In our reading from Hebrews today Jesus is said to have both “passed through the heavens” and to have been “in every respect…tested as we are.” Jesus knows how it feels to lack boldness, we see this in the Garden of Gethsemane. Our God has stooped to suffer, to experience even fear. We have a God who knows human suffering, and is not surprised by our weakness. Out of this weakness, Jesus demands boldness. Out of this weakness, the weakness our God knows, God calls us to be bold.
We have a God who calls us to be bold, a God who knows suffering and weakness, and still who calls us to be bold. So we are assured that we do not walk this alone. Jesus has walked ahead of us. Hebrews calls him the “pioneer of our faith.” We are invited to live boldly, as Jesus lived. We are assured that God is with us on each and every step. Boldness is not sourced in us, is not our responsibility. This boldness is radically sourced in the one who has walked this way before, and who walks with us still.
We do not walk alone. Take a moment and look around this sanctuary. None of us walks this way alone. Christianity has consequences, and none of us can face those consequences alone. There is a danger to read the story of the rich man individualistically. We can make it a story about a man who has to individually choose whether or not he will follow Jesus. When Jesus invited the rich man to follow him, he invited him to join a community, a community boldly living life together in a new way. These followers of the way were later called Christians. Jesus walks beside us, and we walk beside our sisters and brothers, the body of Christ. Christianity has consequences, and none of us can face them alone. So I am excited to be here with you at St. John’s for the next couple of years. I am excited to walk with you and to boldly face, together, the consequences of our Christianity. Amen.
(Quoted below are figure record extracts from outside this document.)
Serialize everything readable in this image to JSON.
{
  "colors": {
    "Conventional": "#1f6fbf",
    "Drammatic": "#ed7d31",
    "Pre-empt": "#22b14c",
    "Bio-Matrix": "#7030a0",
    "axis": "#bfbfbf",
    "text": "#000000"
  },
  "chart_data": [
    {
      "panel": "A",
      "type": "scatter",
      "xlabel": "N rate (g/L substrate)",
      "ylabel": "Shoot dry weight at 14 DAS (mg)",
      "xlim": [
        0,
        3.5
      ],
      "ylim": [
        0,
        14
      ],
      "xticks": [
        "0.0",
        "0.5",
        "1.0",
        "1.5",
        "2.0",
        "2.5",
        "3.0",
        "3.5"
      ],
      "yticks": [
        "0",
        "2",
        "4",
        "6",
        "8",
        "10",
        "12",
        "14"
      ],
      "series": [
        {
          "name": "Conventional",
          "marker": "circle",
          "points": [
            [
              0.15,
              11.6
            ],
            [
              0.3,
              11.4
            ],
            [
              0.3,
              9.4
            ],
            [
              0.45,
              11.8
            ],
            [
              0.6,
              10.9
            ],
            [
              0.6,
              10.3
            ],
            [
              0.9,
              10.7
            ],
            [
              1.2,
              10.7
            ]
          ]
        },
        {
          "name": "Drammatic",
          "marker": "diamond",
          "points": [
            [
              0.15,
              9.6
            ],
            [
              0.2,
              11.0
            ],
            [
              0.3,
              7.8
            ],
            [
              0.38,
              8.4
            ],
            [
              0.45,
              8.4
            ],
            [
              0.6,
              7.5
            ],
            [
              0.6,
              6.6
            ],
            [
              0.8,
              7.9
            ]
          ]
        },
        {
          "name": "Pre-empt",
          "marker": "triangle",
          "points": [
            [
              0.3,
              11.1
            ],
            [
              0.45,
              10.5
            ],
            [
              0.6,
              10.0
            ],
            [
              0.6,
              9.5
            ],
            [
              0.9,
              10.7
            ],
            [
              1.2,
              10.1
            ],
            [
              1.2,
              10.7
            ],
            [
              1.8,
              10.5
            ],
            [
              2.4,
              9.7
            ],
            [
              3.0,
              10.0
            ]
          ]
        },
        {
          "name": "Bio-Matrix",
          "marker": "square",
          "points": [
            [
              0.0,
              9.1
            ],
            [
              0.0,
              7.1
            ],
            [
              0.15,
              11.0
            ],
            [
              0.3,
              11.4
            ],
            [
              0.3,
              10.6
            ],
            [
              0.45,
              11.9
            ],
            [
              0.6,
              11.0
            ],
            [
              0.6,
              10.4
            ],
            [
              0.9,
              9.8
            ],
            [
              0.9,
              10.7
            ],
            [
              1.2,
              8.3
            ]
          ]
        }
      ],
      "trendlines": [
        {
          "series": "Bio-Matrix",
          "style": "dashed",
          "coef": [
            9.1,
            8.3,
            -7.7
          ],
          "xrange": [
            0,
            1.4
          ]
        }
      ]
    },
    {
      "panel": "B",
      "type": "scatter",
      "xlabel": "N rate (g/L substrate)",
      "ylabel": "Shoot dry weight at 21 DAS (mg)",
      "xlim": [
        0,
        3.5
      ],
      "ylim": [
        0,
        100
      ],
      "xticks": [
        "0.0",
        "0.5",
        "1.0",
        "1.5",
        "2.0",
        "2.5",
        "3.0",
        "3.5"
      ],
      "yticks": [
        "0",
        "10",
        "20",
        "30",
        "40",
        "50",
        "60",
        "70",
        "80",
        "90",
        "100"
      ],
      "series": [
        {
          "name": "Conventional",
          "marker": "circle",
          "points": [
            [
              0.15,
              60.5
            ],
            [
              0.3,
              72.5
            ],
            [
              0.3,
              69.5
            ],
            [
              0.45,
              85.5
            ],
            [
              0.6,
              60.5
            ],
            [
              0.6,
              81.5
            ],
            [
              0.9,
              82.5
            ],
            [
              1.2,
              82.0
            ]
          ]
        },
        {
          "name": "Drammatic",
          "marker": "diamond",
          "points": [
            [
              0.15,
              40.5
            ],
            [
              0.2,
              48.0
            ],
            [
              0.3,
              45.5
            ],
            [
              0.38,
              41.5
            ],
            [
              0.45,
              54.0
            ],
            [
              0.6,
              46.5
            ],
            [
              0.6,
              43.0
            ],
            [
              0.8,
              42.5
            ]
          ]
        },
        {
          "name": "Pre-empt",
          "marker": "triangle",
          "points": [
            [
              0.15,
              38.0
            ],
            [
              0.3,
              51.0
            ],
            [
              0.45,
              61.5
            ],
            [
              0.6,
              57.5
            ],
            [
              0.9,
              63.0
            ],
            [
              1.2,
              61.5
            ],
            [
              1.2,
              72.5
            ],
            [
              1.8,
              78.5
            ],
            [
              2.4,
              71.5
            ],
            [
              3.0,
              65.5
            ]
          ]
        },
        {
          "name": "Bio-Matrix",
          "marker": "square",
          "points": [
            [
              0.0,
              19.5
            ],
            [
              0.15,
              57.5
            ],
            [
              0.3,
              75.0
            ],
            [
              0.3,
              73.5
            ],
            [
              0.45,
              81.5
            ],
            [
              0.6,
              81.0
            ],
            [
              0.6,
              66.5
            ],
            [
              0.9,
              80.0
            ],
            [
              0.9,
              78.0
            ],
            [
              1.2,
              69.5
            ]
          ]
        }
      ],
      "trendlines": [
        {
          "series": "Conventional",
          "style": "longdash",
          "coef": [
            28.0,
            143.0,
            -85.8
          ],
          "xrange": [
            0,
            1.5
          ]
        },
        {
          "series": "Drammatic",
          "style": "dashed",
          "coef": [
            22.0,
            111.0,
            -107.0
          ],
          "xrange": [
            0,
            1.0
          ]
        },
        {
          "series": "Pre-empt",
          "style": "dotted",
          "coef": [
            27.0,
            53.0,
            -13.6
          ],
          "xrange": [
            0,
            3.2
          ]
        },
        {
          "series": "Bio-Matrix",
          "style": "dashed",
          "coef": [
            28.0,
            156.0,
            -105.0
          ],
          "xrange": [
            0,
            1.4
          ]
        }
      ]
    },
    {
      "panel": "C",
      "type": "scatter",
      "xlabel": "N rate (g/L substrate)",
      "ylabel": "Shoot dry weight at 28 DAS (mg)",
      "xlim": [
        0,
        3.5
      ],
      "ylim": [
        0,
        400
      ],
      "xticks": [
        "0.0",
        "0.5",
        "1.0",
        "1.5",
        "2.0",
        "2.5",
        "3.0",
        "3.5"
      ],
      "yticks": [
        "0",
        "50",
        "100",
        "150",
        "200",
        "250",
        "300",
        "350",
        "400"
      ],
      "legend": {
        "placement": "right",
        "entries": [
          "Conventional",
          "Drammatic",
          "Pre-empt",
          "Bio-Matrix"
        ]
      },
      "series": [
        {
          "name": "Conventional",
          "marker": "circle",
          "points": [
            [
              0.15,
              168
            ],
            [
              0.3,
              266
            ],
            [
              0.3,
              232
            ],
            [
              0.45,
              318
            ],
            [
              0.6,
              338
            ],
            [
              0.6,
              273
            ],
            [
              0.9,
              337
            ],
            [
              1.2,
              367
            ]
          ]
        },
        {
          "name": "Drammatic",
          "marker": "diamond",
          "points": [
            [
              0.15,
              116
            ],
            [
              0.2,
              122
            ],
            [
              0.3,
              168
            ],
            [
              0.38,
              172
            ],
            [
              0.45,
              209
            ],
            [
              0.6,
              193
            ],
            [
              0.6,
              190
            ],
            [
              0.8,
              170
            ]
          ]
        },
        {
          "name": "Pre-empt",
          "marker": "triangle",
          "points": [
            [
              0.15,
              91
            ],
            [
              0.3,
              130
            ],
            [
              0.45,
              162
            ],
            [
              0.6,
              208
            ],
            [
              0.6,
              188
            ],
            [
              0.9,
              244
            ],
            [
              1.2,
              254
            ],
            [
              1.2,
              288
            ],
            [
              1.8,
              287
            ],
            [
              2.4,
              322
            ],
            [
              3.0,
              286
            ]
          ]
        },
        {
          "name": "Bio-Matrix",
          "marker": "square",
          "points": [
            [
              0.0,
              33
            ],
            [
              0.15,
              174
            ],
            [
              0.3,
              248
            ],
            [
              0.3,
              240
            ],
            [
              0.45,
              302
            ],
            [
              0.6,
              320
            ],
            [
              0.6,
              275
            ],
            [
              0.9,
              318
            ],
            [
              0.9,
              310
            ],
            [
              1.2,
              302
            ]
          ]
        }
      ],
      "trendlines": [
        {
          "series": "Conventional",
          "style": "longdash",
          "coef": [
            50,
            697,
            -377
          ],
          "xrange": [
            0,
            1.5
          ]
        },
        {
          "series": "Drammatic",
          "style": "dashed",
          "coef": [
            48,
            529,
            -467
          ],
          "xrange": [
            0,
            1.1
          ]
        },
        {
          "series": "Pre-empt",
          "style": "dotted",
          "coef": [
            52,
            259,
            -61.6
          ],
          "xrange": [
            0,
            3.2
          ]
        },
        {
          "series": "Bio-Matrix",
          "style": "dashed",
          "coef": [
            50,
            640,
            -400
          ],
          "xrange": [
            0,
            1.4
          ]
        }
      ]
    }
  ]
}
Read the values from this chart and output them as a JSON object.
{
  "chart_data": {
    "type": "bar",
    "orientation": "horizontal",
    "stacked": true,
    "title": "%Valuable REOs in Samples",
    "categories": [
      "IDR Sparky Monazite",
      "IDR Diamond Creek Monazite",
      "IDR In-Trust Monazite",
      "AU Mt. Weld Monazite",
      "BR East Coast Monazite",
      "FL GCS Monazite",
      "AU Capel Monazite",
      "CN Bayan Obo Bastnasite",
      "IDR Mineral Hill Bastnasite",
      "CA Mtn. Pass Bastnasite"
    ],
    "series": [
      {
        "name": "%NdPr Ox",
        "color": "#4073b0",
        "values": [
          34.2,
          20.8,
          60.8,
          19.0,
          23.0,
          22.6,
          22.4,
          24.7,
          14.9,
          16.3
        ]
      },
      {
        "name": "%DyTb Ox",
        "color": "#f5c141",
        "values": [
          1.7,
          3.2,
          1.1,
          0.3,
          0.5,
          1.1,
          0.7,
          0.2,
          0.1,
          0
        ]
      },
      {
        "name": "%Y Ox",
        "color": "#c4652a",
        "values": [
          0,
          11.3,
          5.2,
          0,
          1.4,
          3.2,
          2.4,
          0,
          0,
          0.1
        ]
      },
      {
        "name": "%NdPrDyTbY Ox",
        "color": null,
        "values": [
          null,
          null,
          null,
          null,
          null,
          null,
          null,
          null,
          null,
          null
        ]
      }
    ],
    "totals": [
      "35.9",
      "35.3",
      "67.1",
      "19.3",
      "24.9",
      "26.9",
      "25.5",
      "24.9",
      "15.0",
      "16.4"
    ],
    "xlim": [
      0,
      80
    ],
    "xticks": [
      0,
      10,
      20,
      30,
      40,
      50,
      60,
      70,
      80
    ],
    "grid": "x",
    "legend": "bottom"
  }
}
This sermon was SO good. I’m still thinking about it (and our talk afterward during the Equality March) these several weeks later.
This was good Mike. Really good. Way to go.
-Bree
Also, did you see this article in the Post today?
http://www.washingtonpost.com/wp-dyn/content/article/2009/10/13/AR2009101303601.html.
And I meant to mention that I was literally on the steps of your church yesterday evening. Part of a whirlwind trip to D.C./Baltimore during my reading week. But I didn’t realize you were interning there.
-Jesse
I preached on these readings at a church outside Baltimore – no presidents in attendance, I’m afraid.
David Bosch uses the phrase “bold humility” when talking about mission. I like it a lot.
-Jesse
Very moving! Especially when you said, “Persecutions are not easy to sell.”
What a beautiful line!
And then you were at your peak, while saying, “Christianity has consequences, and those consequences demand boldness.”
President needs to listen to such sermons quite often, these are difficult times for him.
Excellent, Mike.
Love the blend of story, encouragement, and challenge.
Keep it up bud.
It’s a good sermon. It’s an especially good sermon for a President, any President. It is an especially good sermon for a President facing the very hard choices currently before him.